Before all of that had even happened she had exercised her damn guts out, to boot.

Oh, and she’d read minds.

The sheer idea of it was staggering, and she had never had an experience like it before. She’d been trying to think if there had been a time she had felt something similar, but was coming up with a blank.

Maybe she was just too tired.

She didn’t feel sick or anything anymore, not unnaturally drained of life. Just tired.

Tomorrow she would just stay in and do nothing. Surely Kiseleva would understand that . . .

Her eyes closed and she began to drift towards sleep – but jolted awake.

Oh, yeah, she still had other things to do.

Responsible things like changing out of her sweaty clothes, putting her laundry in the cleaner . . . eating . . . taking a shower.

All of that seemed like too much.

“Computer, do I have any messages?” she asked.

Zeela Cann had told her she should check them, and it seemed the easiest sort of thing she could reasonably do.

Slowly pulling herself upright, she started to undress, kicking off her pants and debating if she wanted to just take the nearest outfit or go get the most comfortable.

“You have twenty-seven unread messages,” the computer said.

“Wait, how many?”

She hadn’t had any when she’d left this morning, and at most she was expecting one or two, from the ship’s newsletter or something.

“Who are my messages from?” she asked, dragging on the nearest suit.
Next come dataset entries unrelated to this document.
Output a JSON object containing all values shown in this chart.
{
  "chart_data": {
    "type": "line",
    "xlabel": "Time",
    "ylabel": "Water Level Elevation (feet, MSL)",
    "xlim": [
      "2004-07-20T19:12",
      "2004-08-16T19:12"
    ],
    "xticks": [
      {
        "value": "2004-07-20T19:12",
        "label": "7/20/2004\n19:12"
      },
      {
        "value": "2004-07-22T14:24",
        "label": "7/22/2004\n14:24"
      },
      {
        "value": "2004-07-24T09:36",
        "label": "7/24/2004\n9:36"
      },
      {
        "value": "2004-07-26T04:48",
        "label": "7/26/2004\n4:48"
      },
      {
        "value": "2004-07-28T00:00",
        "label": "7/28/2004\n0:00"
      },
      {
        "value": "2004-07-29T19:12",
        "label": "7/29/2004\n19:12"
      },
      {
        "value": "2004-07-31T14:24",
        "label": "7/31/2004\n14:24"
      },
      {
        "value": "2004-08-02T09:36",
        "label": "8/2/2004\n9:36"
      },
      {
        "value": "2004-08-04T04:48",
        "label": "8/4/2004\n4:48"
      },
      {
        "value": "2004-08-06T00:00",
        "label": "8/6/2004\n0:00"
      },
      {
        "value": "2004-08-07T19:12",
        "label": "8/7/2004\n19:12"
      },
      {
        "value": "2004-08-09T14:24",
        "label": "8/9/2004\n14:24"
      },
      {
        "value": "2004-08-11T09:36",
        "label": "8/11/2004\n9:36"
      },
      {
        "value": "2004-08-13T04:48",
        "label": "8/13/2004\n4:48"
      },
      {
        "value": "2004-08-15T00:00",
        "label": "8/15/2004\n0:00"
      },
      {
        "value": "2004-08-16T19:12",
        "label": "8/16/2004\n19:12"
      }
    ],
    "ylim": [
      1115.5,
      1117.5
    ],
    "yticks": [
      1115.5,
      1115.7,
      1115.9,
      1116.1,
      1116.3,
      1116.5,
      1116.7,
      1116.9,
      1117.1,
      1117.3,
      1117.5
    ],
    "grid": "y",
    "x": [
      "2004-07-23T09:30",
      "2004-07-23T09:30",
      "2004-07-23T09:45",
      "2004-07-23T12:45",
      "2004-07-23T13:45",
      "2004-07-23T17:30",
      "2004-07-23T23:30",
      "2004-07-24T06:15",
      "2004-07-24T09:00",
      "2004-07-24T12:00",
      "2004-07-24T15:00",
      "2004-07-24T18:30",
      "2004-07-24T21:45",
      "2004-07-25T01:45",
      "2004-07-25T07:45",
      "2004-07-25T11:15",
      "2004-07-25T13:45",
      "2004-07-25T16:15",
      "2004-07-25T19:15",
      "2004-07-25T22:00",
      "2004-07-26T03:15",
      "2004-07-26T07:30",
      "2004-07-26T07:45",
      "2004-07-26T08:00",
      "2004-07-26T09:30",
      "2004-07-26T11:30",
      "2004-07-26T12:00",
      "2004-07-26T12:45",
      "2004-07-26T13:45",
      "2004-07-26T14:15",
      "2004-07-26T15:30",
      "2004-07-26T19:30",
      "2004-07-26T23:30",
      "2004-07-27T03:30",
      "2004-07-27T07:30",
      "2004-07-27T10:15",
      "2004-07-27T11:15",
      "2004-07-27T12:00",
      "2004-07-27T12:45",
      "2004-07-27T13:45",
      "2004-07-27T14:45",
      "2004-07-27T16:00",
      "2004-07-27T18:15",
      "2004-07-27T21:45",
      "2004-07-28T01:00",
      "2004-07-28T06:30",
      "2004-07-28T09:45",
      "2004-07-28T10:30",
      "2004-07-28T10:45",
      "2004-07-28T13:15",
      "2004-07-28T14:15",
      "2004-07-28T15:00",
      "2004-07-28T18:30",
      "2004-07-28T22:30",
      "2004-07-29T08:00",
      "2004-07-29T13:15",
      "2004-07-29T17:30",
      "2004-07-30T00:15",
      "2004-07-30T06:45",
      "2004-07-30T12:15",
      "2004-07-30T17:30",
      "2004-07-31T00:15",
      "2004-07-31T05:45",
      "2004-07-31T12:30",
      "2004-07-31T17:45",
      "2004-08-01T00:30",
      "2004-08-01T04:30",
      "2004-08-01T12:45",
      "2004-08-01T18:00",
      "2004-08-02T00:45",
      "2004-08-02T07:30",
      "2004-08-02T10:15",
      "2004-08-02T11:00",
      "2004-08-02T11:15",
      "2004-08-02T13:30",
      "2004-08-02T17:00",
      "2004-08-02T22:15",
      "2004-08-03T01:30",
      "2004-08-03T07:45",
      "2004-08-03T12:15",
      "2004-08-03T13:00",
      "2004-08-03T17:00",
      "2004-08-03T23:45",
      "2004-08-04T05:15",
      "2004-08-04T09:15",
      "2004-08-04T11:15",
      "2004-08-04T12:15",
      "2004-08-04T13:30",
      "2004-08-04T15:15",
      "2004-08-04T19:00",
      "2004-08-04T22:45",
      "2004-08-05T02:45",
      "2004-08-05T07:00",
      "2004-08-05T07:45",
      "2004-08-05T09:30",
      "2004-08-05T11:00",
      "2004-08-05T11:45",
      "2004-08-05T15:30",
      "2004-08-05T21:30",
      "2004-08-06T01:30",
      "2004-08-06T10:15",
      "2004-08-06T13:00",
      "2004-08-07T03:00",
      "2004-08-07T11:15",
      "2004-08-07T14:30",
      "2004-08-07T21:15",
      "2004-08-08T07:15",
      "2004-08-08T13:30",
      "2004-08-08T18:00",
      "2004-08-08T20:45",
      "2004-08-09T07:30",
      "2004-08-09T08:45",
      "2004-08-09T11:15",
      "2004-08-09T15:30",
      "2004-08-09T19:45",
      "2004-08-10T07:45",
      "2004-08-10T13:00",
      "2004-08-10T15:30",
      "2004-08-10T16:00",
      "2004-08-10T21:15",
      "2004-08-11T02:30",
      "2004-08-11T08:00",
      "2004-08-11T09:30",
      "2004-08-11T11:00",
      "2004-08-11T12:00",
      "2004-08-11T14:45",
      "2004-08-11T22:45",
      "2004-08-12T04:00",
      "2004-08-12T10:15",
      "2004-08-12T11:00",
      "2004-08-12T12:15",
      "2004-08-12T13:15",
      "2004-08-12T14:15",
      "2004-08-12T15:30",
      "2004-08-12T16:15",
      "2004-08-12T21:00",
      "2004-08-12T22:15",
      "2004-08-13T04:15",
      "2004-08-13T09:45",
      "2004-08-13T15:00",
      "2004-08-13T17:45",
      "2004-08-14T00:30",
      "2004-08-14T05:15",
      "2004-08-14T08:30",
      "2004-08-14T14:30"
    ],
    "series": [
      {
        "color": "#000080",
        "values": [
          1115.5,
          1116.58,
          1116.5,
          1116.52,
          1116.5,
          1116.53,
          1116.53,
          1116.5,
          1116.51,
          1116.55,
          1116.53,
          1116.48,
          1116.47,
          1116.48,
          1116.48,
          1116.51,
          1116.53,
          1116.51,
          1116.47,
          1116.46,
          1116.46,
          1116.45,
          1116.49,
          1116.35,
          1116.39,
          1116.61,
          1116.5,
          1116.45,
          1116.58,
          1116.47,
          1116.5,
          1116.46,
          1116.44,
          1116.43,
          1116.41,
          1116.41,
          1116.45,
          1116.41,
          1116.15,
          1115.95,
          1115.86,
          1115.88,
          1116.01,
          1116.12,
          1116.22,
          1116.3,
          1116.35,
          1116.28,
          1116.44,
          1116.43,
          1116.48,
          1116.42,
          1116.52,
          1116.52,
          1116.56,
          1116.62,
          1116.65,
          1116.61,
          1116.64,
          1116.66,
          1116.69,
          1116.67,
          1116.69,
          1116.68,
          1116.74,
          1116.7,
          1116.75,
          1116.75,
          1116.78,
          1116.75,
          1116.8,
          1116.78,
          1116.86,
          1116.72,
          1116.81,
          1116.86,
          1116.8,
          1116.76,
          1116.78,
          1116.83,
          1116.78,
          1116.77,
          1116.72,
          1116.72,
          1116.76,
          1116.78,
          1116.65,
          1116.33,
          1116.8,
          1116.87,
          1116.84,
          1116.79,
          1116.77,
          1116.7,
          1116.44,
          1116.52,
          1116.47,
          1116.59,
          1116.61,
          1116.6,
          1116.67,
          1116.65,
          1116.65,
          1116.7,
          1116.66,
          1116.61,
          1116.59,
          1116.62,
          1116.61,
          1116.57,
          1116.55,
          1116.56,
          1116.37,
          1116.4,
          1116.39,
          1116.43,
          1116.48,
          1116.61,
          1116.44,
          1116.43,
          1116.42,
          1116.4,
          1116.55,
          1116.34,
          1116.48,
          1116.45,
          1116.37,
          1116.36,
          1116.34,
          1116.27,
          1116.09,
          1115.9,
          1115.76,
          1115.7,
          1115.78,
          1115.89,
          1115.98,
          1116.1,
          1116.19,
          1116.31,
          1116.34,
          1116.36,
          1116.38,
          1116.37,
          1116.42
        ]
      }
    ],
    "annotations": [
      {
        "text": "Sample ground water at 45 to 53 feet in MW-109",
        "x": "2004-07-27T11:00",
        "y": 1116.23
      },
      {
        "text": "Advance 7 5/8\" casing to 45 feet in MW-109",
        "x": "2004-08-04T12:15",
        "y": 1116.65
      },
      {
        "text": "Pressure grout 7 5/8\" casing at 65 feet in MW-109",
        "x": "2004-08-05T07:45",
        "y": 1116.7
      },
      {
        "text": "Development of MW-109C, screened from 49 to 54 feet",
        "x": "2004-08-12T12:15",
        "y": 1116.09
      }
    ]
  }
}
“One from the ship newsletter. Two are maintenance updates. One is your daily caloric count – Dr. Y recommends you increase your healthy calorie intake, rather than your chocolate intake-“

“What about the rest?” she asked, interrupting.

“The remaining letters are from individual senders, via care of the Abmon Diplomatic Bureau.”

Her heart beat faster.

They were replies? To her letter?

She got up, sealing her suit and double-checking it as all good spacers should, and went to the computer terminal.

Yes, twenty-three responses there, from Golgutt. All Abmon . . .

The first was from He That Crushes The Pebbles, the next from The One Who Walks Swiftly, another from She Who Eats The Clouds.

She glanced at one, then the next.

They were all family or friends to He That Squats on Yellow Sand. Ones who knew him and ones who didn’t, all of them with the same theme.

Thanking her for her letter, for one last chance to know one last memory of Squats on Sand.

Apollonia put her hand over her mouth, for the first time today feeling the tears begin to come.